In Queensland, the Brisbane City Council appeared instead.

Greens MLC Mark Parnell accused the SA Government of missing a golden opportunity to push for more Federal funds for public transport projects in SA.

"We desperately need more money to improve our public transport system, yet the Rann Government passes up a wonderful opportunity to push our state’s case for a greater share of federal transport funding," he says.

SA Transport Minister Patrick Conlon rejected the criticism, saying the decision to turn down the invitation to appear was not "a missed opportunity".

"This is not a Government Committee, this is a Senate Committee that was set up by the motion of the Greens … in terms of it being a missed opportunity, I don’t believe there’s any missed opportunity at all," he says.
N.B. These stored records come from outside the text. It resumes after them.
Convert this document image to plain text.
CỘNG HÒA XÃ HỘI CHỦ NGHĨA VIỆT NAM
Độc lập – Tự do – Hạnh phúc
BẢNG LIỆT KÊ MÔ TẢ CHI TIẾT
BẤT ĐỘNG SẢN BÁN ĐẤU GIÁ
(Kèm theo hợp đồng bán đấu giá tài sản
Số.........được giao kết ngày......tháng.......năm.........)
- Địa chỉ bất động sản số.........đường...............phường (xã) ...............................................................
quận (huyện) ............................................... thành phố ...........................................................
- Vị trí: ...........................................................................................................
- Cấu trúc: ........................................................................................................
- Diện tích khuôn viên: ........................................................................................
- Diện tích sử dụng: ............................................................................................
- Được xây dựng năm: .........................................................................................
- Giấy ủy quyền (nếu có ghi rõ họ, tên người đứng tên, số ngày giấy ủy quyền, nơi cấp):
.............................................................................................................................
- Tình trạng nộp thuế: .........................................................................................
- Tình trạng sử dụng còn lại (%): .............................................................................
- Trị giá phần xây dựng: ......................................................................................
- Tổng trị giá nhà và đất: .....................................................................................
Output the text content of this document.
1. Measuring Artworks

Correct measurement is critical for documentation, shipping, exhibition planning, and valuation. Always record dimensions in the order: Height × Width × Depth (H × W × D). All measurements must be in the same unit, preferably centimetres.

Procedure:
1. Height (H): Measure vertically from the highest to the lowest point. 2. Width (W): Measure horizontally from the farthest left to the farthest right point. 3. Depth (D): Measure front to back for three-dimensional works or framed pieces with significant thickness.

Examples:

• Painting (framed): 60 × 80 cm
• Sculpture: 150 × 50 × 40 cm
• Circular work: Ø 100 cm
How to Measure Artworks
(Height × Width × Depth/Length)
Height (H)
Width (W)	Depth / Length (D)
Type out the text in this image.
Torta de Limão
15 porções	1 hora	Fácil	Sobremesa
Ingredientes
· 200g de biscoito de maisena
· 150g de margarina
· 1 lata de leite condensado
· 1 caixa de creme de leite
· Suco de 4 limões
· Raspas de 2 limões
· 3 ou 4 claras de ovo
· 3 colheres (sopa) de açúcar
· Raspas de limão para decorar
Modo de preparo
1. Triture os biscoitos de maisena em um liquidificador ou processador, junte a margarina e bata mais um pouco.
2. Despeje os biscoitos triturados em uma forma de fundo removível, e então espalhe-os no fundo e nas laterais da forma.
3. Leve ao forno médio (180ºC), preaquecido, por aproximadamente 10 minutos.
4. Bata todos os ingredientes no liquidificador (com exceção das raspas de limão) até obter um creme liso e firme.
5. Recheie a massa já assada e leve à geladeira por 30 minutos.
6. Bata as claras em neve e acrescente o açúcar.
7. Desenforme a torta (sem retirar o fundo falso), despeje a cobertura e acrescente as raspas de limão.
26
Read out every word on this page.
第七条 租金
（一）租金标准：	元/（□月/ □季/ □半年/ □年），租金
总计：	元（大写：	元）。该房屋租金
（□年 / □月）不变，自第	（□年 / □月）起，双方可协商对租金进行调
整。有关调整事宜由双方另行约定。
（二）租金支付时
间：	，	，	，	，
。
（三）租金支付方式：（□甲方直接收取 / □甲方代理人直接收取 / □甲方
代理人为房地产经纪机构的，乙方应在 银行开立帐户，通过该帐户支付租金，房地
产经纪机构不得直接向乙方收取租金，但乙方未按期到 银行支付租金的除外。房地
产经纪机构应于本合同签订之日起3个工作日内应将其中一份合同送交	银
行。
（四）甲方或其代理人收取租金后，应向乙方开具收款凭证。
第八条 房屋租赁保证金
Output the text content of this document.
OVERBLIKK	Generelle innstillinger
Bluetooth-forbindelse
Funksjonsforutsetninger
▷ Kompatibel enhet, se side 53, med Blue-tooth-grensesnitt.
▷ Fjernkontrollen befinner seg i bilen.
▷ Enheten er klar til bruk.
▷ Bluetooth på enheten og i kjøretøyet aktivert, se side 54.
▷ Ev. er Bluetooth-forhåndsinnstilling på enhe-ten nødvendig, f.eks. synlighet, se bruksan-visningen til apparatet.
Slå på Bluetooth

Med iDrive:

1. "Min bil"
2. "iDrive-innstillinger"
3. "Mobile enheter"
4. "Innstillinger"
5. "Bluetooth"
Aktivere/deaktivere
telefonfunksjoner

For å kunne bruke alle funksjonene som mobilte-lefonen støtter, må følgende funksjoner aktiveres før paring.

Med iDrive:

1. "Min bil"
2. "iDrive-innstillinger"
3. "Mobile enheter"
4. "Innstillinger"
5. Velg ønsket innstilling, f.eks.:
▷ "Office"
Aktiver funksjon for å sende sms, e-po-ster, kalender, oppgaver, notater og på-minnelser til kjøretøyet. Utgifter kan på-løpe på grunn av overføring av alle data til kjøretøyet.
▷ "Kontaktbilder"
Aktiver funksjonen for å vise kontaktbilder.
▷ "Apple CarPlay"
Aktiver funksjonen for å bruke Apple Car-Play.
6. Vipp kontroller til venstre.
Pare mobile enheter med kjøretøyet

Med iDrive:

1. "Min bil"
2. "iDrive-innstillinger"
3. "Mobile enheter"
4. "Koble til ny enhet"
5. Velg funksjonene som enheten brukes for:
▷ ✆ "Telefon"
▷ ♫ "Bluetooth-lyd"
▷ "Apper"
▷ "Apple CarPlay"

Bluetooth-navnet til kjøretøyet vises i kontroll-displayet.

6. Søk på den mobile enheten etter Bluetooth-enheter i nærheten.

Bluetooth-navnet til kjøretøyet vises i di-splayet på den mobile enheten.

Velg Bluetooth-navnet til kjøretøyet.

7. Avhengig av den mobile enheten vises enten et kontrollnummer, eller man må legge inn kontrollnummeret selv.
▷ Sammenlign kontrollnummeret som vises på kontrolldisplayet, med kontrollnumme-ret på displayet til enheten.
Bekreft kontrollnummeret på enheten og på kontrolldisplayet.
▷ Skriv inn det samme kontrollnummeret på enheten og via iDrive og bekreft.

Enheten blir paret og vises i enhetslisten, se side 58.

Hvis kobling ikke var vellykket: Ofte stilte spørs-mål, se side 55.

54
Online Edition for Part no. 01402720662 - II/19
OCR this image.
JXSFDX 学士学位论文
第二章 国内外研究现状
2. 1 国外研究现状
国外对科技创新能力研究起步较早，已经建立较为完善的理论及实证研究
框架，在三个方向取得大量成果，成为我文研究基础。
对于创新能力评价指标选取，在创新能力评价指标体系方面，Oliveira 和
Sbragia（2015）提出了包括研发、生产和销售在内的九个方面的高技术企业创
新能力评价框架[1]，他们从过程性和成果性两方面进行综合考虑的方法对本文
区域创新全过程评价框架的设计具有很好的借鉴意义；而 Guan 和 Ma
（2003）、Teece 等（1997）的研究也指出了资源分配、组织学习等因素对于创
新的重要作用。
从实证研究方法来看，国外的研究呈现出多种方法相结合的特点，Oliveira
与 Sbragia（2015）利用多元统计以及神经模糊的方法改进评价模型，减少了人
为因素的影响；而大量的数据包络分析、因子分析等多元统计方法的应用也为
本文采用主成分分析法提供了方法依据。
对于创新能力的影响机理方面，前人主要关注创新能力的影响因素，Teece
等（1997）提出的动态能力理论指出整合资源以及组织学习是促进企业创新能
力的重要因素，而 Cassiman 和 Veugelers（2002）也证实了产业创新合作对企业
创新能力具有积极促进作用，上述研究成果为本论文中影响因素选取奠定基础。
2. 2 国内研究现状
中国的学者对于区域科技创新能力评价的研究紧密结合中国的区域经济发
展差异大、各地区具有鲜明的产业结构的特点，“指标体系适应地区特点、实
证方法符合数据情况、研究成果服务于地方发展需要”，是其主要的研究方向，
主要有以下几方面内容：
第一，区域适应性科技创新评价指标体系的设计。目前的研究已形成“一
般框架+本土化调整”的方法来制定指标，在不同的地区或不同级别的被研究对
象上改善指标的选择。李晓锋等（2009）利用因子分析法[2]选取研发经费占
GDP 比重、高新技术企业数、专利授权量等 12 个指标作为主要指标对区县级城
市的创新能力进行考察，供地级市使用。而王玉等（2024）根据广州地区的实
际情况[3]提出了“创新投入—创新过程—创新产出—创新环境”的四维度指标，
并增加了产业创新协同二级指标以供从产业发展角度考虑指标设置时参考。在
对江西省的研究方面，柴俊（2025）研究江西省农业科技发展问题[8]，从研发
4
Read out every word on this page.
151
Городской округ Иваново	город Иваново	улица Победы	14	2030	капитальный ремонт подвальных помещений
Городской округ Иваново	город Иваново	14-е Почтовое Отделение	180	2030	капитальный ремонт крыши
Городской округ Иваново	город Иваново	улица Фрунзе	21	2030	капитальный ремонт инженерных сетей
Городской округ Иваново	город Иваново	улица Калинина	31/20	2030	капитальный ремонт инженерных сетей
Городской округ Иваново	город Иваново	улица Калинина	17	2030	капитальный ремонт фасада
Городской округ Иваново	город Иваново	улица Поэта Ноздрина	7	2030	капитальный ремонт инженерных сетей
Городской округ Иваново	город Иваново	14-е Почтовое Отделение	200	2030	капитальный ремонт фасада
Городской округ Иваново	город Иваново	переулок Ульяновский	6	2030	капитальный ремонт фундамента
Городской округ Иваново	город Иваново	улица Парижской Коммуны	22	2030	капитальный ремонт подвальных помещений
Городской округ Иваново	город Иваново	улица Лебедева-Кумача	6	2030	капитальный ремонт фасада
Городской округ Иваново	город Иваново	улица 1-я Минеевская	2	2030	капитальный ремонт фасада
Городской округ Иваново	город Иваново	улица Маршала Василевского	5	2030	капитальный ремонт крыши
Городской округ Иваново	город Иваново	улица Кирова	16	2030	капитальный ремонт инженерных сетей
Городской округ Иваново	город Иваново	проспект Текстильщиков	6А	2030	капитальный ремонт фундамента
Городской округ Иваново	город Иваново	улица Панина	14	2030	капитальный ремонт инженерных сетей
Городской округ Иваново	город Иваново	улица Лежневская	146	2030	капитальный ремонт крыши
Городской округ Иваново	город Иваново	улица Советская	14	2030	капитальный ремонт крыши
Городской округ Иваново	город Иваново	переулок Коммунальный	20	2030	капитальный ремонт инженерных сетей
"I’ve had a relationship with the Federal Government since it was elected with Anthony Albanese … we’ve have on Infrastructure Australia, the main funding body, the South Australian Chief Executive of the Department of Transport.

"No other Government and State Government has that in Infrastructure Australia. We have first rate relations."

University of Adelaide public transport expert Dr Jennifer Bonham, who spoke at the hearing, reportedly said much more funding and a long-term commitment to public transport was needed.

"The $2 billion they're putting in is good but it's long overdue, and I think at least another $2 billion is needed," she said.

Public transport services to regional town centres were inadequate and too expensive for students, seniors and those with disabilities, the inquiry heard.

The hearing also heard the transport that was available did not have adequate access for the disabled and elderly.